L'objectif fixé par les Vingt-Sept - atteindre collectivement 111 gigawatts (GW) d'éolien offshore d'ici 2030 - sera-t-il atteint ? Oui, à condition d'accélérer la cadence, a prévenu la Commission européenne, mardi 24 octobre. En 2022, les États membres ont ajouté 1,2 GW de capacités, totalisant 16,3 GW d'éolien en mer. Ce qui signifie qu'ils devraient en installer presque 10 fois plus chaque année (12 GW par an) pour entrer dans les clous de leurs ambitions.
Ce n'est d'ailleurs pas leur seul objectif à cet horizon. Pour atteindre, comme souhaité, 42,5% de renouvelables dans la consommation énergétique européenne, la capacité éolienne totale installée sur mer et sur terre doit passer de 204 GW l'an dernier à plus de 500 GW en 2030. Soit une augmentation de 37 GW par an, contre seulement 16 GW supplémentaires en 2022.
Nouvelle boîte à outils
Pour y parvenir, la présidente de la Commission, Ursula von der Leyen, avait promis mi-septembre « un train de mesures » de soutien. Un « plan d'action » a ainsi été présenté mardi. Il ne comprend aucune nouvelle proposition législative, mais une boîte à outils que les autorités de l'UE et les États membres peuvent mobiliser pour alléger des procédures administratives « complexes », réduire les prix de production et accroître la compétitivité des industriels.
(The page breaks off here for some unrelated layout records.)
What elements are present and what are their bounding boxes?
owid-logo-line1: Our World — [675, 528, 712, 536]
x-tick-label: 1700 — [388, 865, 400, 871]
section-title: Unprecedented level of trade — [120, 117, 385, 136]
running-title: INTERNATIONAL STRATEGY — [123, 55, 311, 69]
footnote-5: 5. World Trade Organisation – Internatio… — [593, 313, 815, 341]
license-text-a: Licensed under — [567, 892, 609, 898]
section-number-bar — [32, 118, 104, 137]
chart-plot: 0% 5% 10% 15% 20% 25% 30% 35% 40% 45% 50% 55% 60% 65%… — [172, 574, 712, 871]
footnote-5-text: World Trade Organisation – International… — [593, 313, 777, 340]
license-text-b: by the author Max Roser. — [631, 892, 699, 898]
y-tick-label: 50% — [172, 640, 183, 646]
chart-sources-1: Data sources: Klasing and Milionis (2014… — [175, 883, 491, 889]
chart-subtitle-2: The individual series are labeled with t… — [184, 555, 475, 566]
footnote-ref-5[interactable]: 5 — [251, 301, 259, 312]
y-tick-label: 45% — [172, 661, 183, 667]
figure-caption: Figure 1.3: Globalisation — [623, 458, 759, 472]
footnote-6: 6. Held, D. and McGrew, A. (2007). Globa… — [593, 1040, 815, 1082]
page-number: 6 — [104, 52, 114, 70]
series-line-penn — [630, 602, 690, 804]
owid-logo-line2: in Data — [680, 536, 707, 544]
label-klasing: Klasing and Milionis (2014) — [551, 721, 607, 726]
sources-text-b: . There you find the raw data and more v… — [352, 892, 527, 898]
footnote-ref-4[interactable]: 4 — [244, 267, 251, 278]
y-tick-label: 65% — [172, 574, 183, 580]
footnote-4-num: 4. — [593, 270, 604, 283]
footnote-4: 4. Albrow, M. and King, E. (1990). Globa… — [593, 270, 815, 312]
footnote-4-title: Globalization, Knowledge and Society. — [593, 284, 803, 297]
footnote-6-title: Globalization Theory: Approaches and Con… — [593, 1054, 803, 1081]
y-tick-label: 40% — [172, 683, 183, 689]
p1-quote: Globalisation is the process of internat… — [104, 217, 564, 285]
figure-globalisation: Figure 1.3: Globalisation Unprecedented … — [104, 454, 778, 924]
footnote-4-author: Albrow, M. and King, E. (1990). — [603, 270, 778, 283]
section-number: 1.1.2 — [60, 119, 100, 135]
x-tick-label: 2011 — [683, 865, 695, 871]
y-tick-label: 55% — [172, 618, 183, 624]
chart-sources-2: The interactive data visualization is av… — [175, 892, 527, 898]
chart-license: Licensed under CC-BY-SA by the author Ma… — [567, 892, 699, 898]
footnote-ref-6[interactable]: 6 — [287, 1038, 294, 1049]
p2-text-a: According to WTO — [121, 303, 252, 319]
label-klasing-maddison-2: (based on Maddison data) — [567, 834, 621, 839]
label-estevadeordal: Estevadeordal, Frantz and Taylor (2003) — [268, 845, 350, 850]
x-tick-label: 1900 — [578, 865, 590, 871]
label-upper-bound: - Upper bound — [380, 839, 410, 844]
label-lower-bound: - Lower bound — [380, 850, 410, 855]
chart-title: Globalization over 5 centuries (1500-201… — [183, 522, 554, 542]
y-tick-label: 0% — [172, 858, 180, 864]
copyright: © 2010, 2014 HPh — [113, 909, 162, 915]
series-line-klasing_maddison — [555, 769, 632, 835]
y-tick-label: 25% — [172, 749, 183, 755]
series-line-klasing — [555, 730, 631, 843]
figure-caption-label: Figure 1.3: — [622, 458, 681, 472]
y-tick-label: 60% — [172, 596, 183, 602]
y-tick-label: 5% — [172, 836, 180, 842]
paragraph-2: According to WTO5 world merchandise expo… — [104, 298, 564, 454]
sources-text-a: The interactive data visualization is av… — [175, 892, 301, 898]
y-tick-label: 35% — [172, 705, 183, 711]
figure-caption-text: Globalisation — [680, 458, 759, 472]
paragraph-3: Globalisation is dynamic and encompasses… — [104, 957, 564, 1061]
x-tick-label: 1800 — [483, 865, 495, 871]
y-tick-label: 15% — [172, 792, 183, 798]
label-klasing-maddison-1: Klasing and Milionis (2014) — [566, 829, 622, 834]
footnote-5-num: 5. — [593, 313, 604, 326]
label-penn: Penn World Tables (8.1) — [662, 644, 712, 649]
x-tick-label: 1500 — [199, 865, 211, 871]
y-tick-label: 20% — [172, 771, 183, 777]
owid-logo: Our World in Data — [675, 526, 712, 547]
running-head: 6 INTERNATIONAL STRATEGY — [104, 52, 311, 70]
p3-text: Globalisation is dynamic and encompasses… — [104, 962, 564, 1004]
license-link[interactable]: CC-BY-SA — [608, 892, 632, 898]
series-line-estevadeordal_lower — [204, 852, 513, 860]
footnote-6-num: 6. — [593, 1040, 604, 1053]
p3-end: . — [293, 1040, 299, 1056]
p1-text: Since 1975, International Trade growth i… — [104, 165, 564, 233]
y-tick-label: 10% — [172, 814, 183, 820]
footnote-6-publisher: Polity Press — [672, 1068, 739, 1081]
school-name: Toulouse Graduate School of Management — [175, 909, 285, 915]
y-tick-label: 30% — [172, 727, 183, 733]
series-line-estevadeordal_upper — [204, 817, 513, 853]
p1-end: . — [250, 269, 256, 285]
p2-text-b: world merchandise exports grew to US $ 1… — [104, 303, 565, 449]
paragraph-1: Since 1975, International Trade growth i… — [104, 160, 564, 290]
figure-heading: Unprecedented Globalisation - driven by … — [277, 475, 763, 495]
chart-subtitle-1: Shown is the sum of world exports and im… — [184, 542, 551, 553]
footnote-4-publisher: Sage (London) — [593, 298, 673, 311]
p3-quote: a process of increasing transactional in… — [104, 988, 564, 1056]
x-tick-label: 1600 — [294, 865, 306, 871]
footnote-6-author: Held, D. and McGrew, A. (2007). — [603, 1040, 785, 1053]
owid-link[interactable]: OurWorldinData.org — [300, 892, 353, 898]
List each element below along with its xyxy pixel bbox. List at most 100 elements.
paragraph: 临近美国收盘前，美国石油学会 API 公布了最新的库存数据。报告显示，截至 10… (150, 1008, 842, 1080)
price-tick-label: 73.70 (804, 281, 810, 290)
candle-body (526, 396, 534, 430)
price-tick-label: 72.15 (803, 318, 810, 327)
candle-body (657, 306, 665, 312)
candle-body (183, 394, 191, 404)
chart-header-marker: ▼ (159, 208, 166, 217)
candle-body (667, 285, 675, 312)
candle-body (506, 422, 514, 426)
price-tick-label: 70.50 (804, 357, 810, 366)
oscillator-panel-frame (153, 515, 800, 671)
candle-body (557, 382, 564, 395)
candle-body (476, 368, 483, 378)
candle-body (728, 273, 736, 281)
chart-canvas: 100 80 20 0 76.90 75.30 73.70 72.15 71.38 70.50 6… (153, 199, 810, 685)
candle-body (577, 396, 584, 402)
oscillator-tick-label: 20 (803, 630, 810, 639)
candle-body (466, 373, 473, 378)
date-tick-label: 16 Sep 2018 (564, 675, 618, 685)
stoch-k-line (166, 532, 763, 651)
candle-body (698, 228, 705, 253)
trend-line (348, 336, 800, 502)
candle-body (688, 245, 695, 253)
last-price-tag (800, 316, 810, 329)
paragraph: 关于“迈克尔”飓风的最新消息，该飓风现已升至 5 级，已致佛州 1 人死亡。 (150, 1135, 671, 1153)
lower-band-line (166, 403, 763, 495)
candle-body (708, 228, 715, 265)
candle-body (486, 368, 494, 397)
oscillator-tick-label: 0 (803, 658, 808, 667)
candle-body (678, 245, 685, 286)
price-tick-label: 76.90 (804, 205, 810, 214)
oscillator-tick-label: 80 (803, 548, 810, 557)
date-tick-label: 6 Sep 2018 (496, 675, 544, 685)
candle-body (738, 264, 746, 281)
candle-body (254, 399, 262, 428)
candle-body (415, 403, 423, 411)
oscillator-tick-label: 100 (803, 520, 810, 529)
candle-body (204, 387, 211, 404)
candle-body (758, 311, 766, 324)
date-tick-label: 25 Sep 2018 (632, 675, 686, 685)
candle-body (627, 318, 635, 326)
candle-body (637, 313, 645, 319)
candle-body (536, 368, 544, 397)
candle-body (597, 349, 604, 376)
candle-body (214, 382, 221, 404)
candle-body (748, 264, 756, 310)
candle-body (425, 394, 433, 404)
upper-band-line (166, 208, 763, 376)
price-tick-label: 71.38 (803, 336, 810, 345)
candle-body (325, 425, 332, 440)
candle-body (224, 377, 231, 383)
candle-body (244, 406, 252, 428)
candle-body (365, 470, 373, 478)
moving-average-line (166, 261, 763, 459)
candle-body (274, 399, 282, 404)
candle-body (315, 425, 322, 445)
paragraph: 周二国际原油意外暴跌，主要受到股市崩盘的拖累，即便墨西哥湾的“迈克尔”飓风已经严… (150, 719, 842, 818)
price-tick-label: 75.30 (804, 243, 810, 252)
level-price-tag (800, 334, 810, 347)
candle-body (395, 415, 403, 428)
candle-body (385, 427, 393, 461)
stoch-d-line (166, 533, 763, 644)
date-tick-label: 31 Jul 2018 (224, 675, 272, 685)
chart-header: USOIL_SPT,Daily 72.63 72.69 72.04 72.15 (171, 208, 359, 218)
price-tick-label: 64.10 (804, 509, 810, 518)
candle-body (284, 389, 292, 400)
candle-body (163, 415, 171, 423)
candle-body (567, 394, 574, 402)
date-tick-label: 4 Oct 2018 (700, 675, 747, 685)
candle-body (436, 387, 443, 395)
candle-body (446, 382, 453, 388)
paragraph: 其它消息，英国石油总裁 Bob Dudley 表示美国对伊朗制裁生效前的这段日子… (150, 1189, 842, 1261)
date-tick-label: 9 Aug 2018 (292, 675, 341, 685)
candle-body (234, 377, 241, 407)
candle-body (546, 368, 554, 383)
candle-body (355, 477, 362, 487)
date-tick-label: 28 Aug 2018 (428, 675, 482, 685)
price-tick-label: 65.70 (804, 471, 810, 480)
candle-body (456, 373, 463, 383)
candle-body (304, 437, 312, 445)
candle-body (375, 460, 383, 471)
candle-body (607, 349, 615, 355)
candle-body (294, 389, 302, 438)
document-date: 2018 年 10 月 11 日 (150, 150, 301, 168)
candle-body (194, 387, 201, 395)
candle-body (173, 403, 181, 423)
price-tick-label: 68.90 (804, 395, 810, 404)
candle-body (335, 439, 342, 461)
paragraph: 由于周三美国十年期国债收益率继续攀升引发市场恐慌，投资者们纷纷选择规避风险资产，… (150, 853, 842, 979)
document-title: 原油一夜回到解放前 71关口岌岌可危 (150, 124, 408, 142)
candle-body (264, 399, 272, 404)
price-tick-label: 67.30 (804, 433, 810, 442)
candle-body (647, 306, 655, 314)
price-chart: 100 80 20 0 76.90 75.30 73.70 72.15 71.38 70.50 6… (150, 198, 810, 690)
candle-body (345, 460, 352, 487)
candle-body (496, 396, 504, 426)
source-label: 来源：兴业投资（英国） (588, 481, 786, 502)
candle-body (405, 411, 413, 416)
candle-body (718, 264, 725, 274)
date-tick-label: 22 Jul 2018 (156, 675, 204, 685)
La Commission veut notamment accélérer encore les procédures d'autorisation. Elles ont déjà été récemment facilitées par la législation adoptée sur les renouvelables, grâce à une initiative de Bruxelles. Celle-ci permet aux États de traiter les demandes directement en ligne. Charge aux États d'améliorer de leur côté « la prévisibilité » des projets envisagés, avec « des calendriers d'enchères transparents » aux critères mieux définis et disponibles sur une plateforme numérique européenne, et une planification à long terme.
Côté financements, la Commission facilitera l'accès au Fonds européen pour l'innovation. De son côté, la Banque européenne d'investissement (BEI) apportera des garanties pour couvrir les banques privées accordant des prêts aux industriels. Bruxelles « encourage les États à utiliser pleinement » les flexibilités actuellement prévues sur les aides publiques.
Enfin, l'exécutif européen assure « suivre de près les éventuelles pratiques commerciales déloyales qui profitent aux producteurs d'éoliennes de pays tiers », sans pour autant pointer explicitement la Chine. Les actions proposées « aideront les chaînes d'approvisionnement en Europe à fournir les équipements nécessaires (...). Chacun doit jouer son rôle, et ces mesures doivent être appliquées au plus vite, sans attendre de nouvelle législation », a commenté Giles Dickson, patron de la fédération du secteur, WindEurope.
Tempête sur le secteur européen
Des outils plus que nécessaires étant donné la tempête que traverse le secteur de l'éolien. D'abord à cause de l'envolée des taux d'intérêt : dans l'éolien terrestre, le coût de l'emprunt représente aujourd'hui « 8-10 euros/MWh sur un prix de 60-65 euros ! », soulignait fin septembre Michel Gioria, de France Renouvelables. Ces infrastructures supposent des investissements de départ importants, financés par emprunts, rappelait-il. S'ajoute à cela l'inflation sur les matières premières : acier, aluminium, matériaux composites... Des tensions apparaissent aussi dans l'approvisionnement. Le prix moyen d'une éolienne terrestre est ainsi passé de 2,4 millions d'euros en janvier 2021 à 3,2 millions, selon France Renouvelables.
Si bien que, dans l'offshore, plusieurs projets, remportés avant l'envolée des coûts, ont été suspendus. Comme le Trollvind du Norvégien Equinor ou le Suédois Vattenfall et son Norfolk Boreas (1,4 GW) en mer du Nord britannique. Les déconvenues du Danois Orsted dans ses projets américains lui valaient par ailleurs dépréciations et dégringolade boursière. Coup de semonce, début septembre : un appel d'offres britannique dans l'offshore n'a trouvé aucun candidat, Londres n'offrant pas de prix jugé suffisamment rentable.
Le secteur demande de longue date un soutien à l'investissement, aussi pour les réseaux, les infrastructures portuaires et un volet contre « la concurrence déloyale ». Il réclame que le facteur prix, qui représente 70% de la notation dans le marin, et plus encore dans le terrestre, fasse de la place à d'autres critères (RSE, contenu local...). Sans oublier l'accélération des autorisations, toujours un frein majeur avec, selon la filière, quelque 80 GW de projets bloqués prêts à être déployés sur le continent.